レポート/資料

ホテル・旅館等において今後検討すべき防火対策【災害リスク情報(2013年5月)】

2013.5.1

はじめに

昨年5月、広島県福山市において死者7名、負傷者3名に及ぶホテル火災が発生し、約1年が経過した。当時、被害が大きくなった要因として建物の構造上の問題や法令上義務付けられている消防火設備の維持管理上の問題、初期消火活動の問題等が指摘され、大きく報道された。

本火災の直後、消防庁および国土交通省ではホテル・旅館に対して防火対策の徹底や緊急調査・点検にかかわる通知を相次いで発出した。その内容や関連する消防、建築法令、ホテル・旅館等の防火対策などについては災害リスク情報<第43号>(2012年6月1日発行)においてまとめたとおりである。

その後消防庁においては本火災の教訓を踏まえ有識者から構成される「ホテル火災対策検討部会」を設置し、ホテル・旅館等の火災被害拡大防止対策および火災予防行政の実効性向上に関する検討を行った。

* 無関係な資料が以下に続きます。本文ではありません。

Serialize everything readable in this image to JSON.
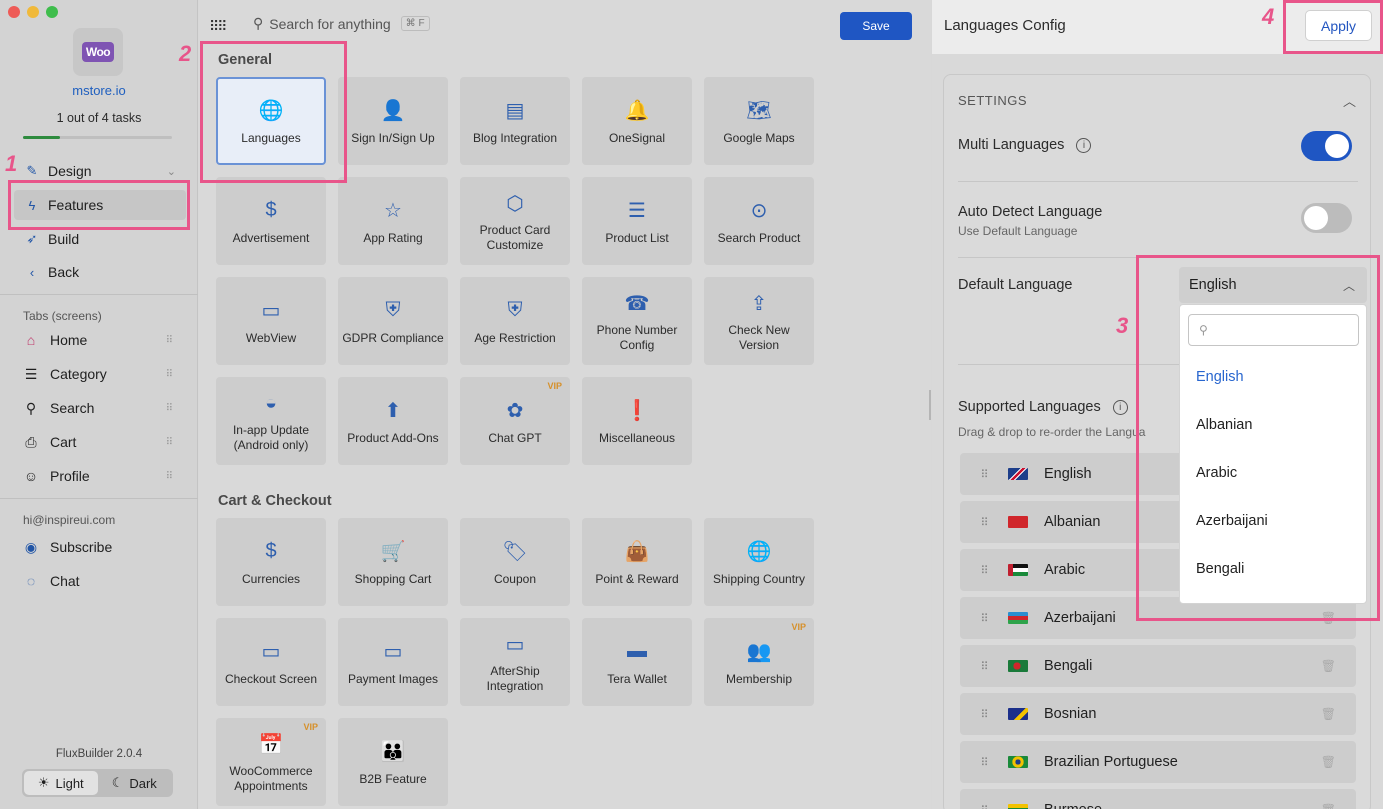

検討内容については2012年10月10日に中間報告として公表されたが、中間報告では緊急調査の結果やホテル・旅館等における火災予防上の課題とその対応の考え方、さらなる検討事項について述べられており、今後のホテル・旅館等における防火対策において考慮すべき事項が盛り込まれている。

また、社会福祉施設、カラオケボックス、個室ビデオ店等、小規模ながら宿泊設備を有する施設においても死者が発生する火災事故が数多く発生し(表1参照)問題となっていることを鑑みると、本中間報告の内容はホテル・旅館以外の宿泊や深夜滞在が可能な施設における今後の防火対策のあり方を見直すうえでも参考になるものである。